Don't be the Best Kept Secret
You're probably already well aware that giving products away for free is one of the best ways to market your business. What might surprise you is that giving away your knowledge can also get the word out about your business--and make customers come running to pay for your services. "You can give people a taste of information or even detailed information," says Margie Zable Fisher, president of Zable Fisher PR and author of The Do-It-Yourself Public Relations Kit (zfpr.com). "Most people will say, 'That company really knows what it's talking about, so when I'm in the market for that product or service, I'm going to go back to them.'"
By establishing himself as the go-to dog training expert, Ty Brown has built his Riverton, Utah, dog training business, CommuniCanine, to more than $160,000 in projected 2008 sales, just one year after startup.
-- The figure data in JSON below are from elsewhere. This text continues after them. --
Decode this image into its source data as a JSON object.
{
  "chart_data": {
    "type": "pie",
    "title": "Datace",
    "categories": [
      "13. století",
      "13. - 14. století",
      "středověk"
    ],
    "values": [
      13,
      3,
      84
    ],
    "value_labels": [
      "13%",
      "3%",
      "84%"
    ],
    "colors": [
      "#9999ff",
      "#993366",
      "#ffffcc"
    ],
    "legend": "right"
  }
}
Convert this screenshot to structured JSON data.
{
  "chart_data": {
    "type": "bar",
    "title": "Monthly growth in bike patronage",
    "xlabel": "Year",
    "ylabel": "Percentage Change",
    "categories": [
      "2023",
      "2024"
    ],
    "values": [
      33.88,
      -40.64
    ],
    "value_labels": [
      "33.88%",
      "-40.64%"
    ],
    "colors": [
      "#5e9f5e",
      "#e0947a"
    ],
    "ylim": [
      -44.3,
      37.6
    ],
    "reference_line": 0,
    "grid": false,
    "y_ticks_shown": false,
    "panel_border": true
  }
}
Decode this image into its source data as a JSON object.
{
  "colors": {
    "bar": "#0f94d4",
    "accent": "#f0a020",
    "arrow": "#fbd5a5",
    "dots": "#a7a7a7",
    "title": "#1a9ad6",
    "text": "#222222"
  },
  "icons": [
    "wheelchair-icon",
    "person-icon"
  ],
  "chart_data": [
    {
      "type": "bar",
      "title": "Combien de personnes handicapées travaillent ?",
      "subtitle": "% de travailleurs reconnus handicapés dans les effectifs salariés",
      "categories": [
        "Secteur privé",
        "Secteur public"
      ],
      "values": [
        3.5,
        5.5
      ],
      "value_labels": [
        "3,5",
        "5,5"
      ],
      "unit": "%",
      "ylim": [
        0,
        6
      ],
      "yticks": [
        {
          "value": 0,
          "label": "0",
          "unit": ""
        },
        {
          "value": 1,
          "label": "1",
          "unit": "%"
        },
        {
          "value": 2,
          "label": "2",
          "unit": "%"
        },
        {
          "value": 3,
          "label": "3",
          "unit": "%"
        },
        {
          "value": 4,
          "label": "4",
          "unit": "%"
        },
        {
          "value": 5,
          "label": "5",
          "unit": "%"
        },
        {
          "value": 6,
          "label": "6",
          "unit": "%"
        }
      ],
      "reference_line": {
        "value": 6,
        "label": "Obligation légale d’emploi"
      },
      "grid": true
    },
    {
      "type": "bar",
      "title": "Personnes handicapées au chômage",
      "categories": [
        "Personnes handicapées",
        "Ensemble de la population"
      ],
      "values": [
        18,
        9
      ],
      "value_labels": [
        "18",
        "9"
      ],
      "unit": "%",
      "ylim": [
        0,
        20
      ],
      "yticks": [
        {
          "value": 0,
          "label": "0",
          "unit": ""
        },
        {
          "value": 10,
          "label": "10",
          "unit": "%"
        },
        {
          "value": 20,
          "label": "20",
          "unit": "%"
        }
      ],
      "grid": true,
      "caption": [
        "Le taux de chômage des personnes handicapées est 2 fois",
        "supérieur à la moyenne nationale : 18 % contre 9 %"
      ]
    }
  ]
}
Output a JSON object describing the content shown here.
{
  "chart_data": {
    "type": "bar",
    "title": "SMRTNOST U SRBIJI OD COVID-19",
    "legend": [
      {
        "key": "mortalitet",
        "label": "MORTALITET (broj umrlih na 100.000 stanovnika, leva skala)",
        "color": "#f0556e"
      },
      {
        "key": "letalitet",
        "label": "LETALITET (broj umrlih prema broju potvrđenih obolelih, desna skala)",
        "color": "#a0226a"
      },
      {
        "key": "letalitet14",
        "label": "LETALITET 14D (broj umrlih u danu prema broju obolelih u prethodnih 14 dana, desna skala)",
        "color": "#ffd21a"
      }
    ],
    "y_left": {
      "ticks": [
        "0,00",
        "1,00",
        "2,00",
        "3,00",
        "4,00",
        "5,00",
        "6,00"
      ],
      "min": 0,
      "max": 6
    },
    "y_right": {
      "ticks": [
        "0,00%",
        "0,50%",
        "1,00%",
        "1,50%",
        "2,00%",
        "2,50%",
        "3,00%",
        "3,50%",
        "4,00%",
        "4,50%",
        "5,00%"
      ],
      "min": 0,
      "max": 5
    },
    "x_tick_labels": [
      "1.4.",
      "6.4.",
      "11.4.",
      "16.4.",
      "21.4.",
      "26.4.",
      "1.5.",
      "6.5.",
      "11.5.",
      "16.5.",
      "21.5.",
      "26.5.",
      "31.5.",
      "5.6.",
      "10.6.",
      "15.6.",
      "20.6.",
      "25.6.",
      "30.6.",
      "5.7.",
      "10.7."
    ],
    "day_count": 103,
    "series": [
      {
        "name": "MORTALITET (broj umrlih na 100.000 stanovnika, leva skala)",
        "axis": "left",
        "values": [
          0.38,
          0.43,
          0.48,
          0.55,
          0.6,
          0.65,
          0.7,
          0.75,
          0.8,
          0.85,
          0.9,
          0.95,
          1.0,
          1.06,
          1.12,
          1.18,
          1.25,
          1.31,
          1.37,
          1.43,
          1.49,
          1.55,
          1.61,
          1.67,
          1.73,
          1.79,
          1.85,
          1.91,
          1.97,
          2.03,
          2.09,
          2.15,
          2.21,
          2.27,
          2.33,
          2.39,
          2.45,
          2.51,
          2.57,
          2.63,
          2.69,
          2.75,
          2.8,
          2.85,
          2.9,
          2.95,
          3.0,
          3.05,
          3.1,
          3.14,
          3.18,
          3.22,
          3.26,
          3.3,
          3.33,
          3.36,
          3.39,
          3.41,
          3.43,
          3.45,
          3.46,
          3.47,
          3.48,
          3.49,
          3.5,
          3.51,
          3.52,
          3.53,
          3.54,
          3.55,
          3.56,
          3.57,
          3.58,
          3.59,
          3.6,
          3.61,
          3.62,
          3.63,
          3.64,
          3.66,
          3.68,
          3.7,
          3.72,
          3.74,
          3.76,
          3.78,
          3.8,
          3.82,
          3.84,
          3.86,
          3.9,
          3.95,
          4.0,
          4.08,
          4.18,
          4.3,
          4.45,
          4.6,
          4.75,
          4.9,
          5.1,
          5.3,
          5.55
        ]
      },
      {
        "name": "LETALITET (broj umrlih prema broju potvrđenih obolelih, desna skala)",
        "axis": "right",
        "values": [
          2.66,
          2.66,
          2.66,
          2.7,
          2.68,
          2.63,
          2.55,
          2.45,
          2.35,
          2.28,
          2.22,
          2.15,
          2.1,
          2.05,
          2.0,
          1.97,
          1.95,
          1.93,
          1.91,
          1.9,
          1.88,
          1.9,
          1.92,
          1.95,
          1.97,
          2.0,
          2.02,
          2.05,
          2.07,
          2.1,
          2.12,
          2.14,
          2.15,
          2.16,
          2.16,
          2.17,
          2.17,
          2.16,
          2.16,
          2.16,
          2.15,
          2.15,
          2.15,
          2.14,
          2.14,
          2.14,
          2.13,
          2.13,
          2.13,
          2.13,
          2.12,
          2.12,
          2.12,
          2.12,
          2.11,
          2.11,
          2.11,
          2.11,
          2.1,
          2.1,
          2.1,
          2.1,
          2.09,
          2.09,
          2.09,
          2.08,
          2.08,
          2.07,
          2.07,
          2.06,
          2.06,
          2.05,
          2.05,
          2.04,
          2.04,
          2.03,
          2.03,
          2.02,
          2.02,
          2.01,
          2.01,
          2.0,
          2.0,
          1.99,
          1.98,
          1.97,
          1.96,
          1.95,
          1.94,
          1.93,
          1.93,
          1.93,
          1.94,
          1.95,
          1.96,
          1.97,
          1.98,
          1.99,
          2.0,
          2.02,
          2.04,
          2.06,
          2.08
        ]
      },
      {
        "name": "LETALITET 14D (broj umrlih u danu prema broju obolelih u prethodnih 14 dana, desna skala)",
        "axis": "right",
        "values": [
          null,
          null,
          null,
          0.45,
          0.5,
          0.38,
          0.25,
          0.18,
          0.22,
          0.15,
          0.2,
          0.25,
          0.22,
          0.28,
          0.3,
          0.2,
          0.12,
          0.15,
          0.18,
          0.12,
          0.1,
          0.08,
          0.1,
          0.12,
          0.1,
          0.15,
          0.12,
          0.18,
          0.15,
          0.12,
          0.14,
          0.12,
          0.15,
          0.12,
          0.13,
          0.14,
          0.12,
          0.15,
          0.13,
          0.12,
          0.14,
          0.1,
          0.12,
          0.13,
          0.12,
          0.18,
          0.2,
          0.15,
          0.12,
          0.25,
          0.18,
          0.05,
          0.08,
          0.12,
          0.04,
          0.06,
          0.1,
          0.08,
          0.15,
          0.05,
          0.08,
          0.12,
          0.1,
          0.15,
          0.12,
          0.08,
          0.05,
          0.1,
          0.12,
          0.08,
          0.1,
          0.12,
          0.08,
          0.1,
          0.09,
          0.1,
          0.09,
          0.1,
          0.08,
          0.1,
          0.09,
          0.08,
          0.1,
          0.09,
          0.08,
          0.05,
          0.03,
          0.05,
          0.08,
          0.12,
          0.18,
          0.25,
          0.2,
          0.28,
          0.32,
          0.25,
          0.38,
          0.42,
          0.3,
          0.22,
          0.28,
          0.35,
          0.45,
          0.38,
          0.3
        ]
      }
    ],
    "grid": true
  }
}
With no money to market his company in the early days, he used his expertise to land a radio interview during National Prevention of Cruelty to Animals Month. "The callers were so excited for the [dog training advice] that they kept inviting me back until it became a weekly appearance," says Brown, 27. "By giving away free information, it's brought me more business than I can handle." He has also written articles and appeared on TV, giving basic tips to dog owners and doing dog training demonstrations in public parks, sometimes for charitable organizations.Consider creating an e-newsletter with fun and interesting tips for your constituents. Whenever you're sharing your expertise, says Zable Fisher, be sure not to get into lecture mode. "People are trying so hard to prove they're knowledgeable that they forget that people [usually] only care about what's in it for them," she says. "Connect with people and understand what their needs are. They'll listen to you all day if you're talking about how you can help them."